L’artiste délivre quelques « clefs » de son œuvre : « Pendant mes études d’art, j’étais tombé sur une photographie de Walker Evans [1903-1975] représentant un docker de La Havane, posant dos au mur, en 1933. Ce qui m’avait impressionné sur cette image, c’était les ombres portées du chapeau sur le regard et de la cigarette sur son cou. C’était un peu comme les ombres portées des auvents dans les peintures de Hopper. Ce personnage ne m’a jamais quitté. »

Dessin paru dans « Le Chasse-marée » sur « le difficile sauvetage de la planète Terre ».
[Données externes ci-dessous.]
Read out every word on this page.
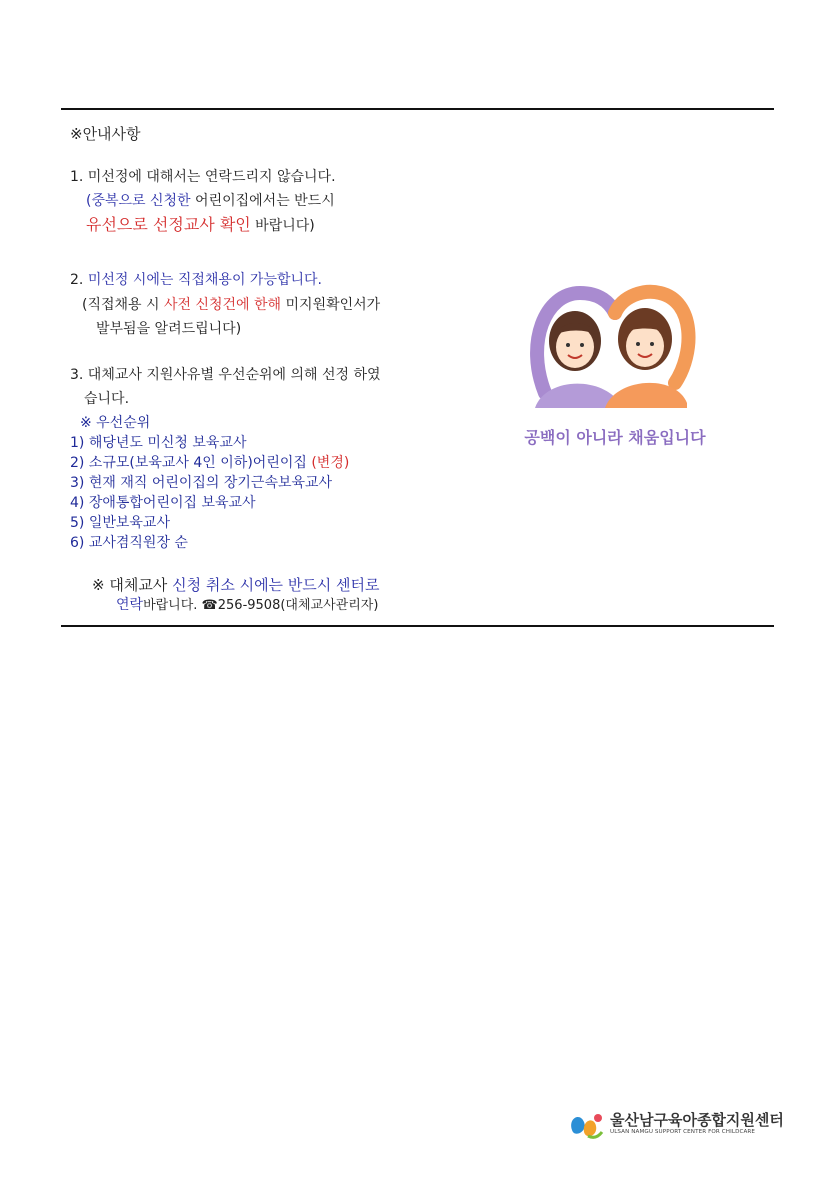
※안내사항
1. 미선정에 대해서는 연락드리지 않습니다.
(중복으로 신청한 어린이집에서는 반드시
유선으로 선정교사 확인 바랍니다)
2. 미선정 시에는 직접채용이 가능합니다.
(직접채용 시 사전 신청건에 한해 미지원확인서가
발부됨을 알려드립니다)
3. 대체교사 지원사유별 우선순위에 의해 선정 하였
습니다.
※ 우선순위
1) 해당년도 미신청 보육교사
2) 소규모(보육교사 4인 이하)어린이집 (변경)
3) 현재 재직 어린이집의 장기근속보육교사
4) 장애통합어린이집 보육교사
5) 일반보육교사
6) 교사겸직원장 순
※ 대체교사 신청 취소 시에는 반드시 센터로
연락바랍니다. ☎256-9508(대체교사관리자)
공백이 아니라 채움입니다
울산남구육아종합지원센터
ULSAN NAMGU SUPPORT CENTER FOR CHILDCARE
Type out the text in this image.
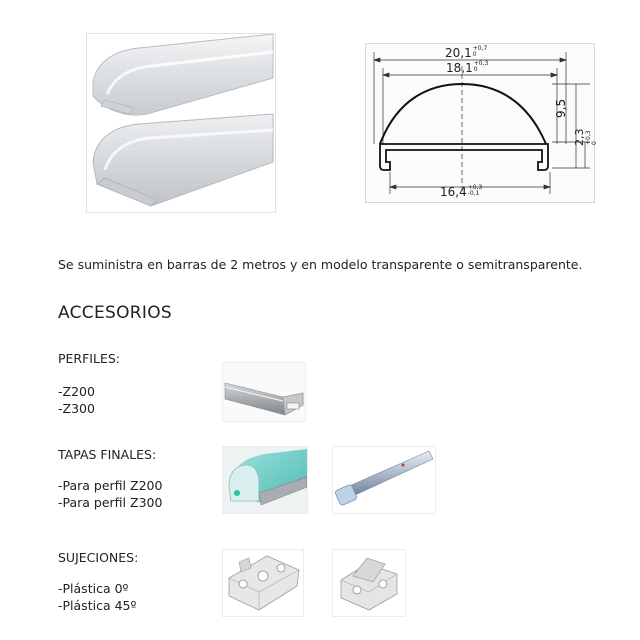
20,1+0,7
0
18,1+0,3
0
16,4+0,3
-0,1
9,5
2,3+0,3
0
Se suministra en barras de 2 metros y en modelo transparente o semitransparente.
ACCESORIOS
PERFILES:
-Z200
-Z300
TAPAS FINALES:
-Para perfil Z200
-Para perfil Z300
SUJECIONES:
-Plástica 0º
-Plástica 45º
Défilent les peintres qui l’ont, comme Dürer, « marqué au fer rouge »… Piranèse, Dali, Delacroix… en contrepoint de l’actualité à laquelle il ne manque pas d’être sensible, du Belem « apportant la flamme olympique d’Athènes à Marseille », au « difficile sauvetage de la planète Terre », dans un ultime clin d’œil du marin au Terrien.

« Vagabondages. Les cartes rêvées de Nicolas Vial », Gallimard, 128 pages, 35 euros.

« Vagabondages. Les cartes rêvées de Nicolas Vial », Gallimard, 128 pages, 35 euros.